Loin d’être aussi idiote que la société misogyne ne voulait le faire croire, Brooke Shields a écrit un article dans le New York Times en réponse aux commentaires de Tom Cruise. "Je vais prendre un risque et dire que M. Cruise n'a jamais souffert de dépression post-partum", a-t-elle écrit avec ironie, avant de présenter un argument clair, sincère et intelligent en faveur d'un traitement médicamenteux de la dépression post-partum et d'une étude et d'une compréhension plus larges de cette pathologie. "Si la diatribe ridicule de M. Cruise peut avoir du bon, espérons qu'elle attirera l'attention sur une maladie grave qui en a bien besoin", déclarait Brooke Shields. Elle conclura son article en écrivant : "Ce n'est pas l'histoire de la psychiatrie, mais c'est mon histoire, personnelle et réelle". Car ce documentaire, c'est aussi "l'histoire, personnelle et réelle" de Brooke Shields et, à l'instar de son article dans le NYT, cela ressemble à une tentative de se réapproprier sa voix et son pouvoir dans un monde public qui l'en a privée à maintes reprises.
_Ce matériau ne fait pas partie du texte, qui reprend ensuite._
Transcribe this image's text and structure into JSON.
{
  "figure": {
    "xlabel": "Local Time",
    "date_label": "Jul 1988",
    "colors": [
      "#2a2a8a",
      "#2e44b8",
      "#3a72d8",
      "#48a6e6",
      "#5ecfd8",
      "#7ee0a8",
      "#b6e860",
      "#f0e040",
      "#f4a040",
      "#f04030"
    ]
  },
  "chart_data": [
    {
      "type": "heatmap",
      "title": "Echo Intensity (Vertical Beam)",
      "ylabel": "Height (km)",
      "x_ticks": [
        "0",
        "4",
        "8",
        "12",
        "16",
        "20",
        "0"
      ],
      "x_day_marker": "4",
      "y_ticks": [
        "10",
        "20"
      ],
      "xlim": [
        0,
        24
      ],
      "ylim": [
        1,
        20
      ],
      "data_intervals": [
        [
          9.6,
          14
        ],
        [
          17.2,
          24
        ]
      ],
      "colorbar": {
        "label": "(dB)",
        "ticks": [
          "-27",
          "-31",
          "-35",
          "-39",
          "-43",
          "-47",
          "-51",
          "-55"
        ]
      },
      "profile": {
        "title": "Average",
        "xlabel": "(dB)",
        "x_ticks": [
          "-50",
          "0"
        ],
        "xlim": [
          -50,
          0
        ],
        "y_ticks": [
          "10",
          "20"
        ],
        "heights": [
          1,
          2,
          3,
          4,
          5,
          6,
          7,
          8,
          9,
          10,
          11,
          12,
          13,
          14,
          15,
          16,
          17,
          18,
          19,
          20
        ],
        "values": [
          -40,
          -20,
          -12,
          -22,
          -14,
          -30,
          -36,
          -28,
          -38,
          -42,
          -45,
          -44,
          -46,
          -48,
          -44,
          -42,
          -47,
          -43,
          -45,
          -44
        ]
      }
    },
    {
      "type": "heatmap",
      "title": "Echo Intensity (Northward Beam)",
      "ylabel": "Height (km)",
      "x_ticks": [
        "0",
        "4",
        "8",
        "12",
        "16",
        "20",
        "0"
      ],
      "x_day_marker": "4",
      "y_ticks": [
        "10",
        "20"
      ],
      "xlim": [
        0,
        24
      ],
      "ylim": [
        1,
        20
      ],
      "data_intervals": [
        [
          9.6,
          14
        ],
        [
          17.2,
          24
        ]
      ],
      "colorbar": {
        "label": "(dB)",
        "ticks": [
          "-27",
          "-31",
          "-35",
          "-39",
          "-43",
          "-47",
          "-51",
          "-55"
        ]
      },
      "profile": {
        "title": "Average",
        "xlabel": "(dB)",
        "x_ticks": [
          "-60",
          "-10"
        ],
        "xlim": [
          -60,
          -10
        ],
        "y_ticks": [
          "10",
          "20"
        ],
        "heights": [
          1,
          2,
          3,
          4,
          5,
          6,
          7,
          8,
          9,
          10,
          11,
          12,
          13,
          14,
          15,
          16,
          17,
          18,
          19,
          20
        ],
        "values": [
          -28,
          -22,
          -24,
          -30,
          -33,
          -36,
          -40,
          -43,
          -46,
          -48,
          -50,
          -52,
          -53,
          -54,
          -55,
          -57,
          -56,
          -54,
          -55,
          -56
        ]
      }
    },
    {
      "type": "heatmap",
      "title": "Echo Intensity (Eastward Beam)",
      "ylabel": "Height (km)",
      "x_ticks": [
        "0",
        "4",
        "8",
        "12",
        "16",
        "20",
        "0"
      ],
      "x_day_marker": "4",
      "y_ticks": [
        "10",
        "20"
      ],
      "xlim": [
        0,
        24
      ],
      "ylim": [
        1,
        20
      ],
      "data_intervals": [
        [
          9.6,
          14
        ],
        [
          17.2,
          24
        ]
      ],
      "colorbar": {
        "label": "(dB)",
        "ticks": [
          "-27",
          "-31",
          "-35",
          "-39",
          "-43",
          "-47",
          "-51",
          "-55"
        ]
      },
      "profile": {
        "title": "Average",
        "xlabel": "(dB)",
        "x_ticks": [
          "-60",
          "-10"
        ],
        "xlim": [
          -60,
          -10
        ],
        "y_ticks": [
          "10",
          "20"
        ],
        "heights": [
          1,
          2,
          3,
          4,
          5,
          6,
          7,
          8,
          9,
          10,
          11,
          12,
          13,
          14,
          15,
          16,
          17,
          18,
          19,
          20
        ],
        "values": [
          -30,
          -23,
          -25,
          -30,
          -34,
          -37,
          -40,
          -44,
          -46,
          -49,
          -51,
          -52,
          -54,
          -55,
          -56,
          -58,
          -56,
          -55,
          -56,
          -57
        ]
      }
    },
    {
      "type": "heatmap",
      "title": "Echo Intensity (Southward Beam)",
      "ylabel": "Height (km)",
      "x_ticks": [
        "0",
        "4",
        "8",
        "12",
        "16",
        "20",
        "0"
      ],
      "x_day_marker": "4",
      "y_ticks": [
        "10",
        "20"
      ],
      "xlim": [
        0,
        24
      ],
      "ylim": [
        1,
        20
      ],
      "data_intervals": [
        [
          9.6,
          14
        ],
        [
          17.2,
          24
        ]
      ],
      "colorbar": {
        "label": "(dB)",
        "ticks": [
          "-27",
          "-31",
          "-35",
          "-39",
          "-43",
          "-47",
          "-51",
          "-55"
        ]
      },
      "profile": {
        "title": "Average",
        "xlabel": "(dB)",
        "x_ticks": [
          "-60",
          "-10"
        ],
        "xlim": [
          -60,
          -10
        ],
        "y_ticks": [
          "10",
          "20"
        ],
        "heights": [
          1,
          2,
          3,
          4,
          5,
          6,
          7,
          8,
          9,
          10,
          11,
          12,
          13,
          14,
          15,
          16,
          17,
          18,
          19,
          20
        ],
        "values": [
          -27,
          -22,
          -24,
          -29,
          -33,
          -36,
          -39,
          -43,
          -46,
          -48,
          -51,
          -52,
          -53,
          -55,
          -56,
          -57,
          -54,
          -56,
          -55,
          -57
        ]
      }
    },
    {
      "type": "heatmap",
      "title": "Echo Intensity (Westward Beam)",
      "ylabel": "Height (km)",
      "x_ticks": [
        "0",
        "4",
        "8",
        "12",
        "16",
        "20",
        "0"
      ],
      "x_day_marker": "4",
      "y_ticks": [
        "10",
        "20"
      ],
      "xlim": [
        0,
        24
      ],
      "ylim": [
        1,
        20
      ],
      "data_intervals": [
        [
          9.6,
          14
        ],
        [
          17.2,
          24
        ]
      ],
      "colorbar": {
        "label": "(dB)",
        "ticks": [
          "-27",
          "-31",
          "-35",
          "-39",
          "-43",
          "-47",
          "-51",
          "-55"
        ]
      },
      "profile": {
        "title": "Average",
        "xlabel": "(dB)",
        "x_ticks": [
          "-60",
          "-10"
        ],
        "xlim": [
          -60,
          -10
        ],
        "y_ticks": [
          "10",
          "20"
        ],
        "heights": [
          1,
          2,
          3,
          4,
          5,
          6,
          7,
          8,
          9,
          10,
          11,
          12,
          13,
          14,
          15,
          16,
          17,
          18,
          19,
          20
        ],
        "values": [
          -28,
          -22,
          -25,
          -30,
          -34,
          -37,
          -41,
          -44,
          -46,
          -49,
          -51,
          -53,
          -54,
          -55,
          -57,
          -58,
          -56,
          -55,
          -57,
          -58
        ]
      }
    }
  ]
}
Un an plus tard, Tom Cruise présentera ses excuses à l'actrice.
40 ans plus tard, les choses n’ont pas beaucoup évolué
C’est sur ce constat amer que se termine le documentaire, tandis qu’une série d’images des femmes les plus en vue du moment – de Bella Hadid à Kendall Jenner en passant par les influenceuses stars – défilent à l’écran. En 2023, les corps des femmes sont toujours aussi scrutés par l’œil du public, aidé par des médias misogynes. La moindre prise de poids, décision personnelle, tenue jugée trop stricte ou provocante est scrutée et décriée. Ce n’est pas Selena Gomez, la femme la plus suivie d’Instagram qui dira le contraire, tandis que cette dernière doit constamment subir les critiques de ses followers, postées directement en commentaires. Heureusement, en 2023, les enjeux liés à la santé mentale n’ont jamais été aussi présents dans les discours dominants. D'ailleurs, une discussion en famille, qui apparaît à la fin du documentaire, permet de nuancer ce constat. Tandis que Brooke Shields est entourée de ses deux filles adolescentes et de son mari, le spectateur se rend compte à quel point la nouvelle génération est consciente des enjeux actuels. Revenant sur les polémiques qui ont entouré la sortie du film La Petite, et dans un moment de lucidité plein d’espoir quant à l’avenir, les sœurs explique à leur mère qu’au moment du tournage, elle était trop jeune pour exprimer son consentement quant au fait de jouer une enfant-prostituée à l’écran. Une tranmission des enfants envers leur mère, qui fait plaisir à voir.